With the current hubbub over the Hockey Stick Revisited I thought I would throw in my two cents. SST reconstructions go with SST reconstructions, period.
The plots above show three Holecene period SST reconstructions for the Atlantic Ocean with the principle author's name and published data as listed on the NOAA Paleo website I used to download the data. Since the freshest data should be the better data, I used the "present" value of 1950 to year zero for the baseline on the bottom chart and on the top chart I used year zero to -8000 as the baseline on the upper chart. Which do you think is closer to reality?
The Kim 2002 data is specifically selected, because it shows just what I wanted it to show, that there hasn't been a heck of a lot of change in the Tropical Atlantic Ocean for some time. The other two I just picked because they were in the North and South Atlantic because just about any reasonable paleo SST reconstruction will show a fairly large amount of variability as you approach the poles. I can say with great confidence that today is about as warm as it has ever been in the past 8000 years.
I could dwell on the downtick of the Bendle 2007 reconstruction or the uptick in the Ruehlemann 1999 reconstruction, but that would just be picking nits since neither have the absolute accuracy over the entire record to discern a quarter of a degree one way or another. The Bendle 2007 by the way is a much smaller ocean area than the others so it would require less weight and I didn't weight any of the reconstructions.

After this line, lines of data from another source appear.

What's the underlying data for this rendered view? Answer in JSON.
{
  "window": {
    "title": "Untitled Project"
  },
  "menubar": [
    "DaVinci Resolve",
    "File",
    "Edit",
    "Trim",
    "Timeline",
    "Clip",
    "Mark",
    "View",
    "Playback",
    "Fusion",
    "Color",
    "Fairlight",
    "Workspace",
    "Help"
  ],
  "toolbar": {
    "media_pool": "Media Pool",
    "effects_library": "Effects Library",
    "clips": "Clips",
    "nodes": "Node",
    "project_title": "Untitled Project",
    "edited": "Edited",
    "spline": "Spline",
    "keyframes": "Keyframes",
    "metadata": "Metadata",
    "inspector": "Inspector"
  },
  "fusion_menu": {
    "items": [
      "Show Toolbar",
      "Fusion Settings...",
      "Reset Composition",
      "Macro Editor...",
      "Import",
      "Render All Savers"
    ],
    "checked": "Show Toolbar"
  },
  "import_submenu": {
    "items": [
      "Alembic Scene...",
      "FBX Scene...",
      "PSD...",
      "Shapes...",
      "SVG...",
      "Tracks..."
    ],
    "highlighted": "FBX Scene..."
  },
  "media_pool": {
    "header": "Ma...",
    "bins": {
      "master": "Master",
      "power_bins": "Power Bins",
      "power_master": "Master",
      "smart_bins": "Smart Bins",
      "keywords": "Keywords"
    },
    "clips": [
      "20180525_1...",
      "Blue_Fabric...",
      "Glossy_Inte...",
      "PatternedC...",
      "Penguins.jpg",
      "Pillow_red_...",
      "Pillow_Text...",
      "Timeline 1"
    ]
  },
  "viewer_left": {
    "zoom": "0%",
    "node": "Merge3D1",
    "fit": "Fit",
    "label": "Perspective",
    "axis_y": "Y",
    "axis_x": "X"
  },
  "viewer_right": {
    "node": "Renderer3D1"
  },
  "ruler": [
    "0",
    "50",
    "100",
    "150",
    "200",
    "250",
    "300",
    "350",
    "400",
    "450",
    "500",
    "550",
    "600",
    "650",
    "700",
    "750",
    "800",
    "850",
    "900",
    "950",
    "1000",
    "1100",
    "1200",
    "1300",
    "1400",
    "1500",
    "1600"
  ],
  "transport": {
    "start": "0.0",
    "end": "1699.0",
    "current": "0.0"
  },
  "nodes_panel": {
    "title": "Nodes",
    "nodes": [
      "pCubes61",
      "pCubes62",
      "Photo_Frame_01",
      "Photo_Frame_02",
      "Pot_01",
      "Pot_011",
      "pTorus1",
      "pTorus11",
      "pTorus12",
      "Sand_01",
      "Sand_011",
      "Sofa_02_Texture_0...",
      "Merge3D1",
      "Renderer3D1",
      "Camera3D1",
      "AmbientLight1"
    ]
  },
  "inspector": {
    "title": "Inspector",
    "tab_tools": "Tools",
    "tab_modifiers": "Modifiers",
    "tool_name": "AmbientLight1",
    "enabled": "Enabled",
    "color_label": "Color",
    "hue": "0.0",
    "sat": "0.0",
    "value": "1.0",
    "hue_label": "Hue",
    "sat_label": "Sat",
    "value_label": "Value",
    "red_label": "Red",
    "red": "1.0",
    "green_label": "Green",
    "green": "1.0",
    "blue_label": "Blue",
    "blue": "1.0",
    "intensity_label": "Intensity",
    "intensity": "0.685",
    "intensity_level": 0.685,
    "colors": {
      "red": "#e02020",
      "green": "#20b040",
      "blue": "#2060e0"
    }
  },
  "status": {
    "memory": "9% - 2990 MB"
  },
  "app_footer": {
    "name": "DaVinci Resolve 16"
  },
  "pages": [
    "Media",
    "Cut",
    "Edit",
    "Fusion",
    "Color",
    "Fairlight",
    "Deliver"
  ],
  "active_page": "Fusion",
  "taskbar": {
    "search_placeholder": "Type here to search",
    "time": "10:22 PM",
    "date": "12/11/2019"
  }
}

If I included a few noisy tree ring reconstruction, I could have a much more noisy plot with not a heck of a lot more information. Since the Northern and Southern Hemispheres tend to be out of phase on various time scales, I could average all the information away.
Personally, I think there can be a lot more useful information gained from Paleo, if guys collecting the samples, calibrating the ages and calibrating the ranges actually provided the reconstructions. The papers would likely be a lot more boring, but much more informative.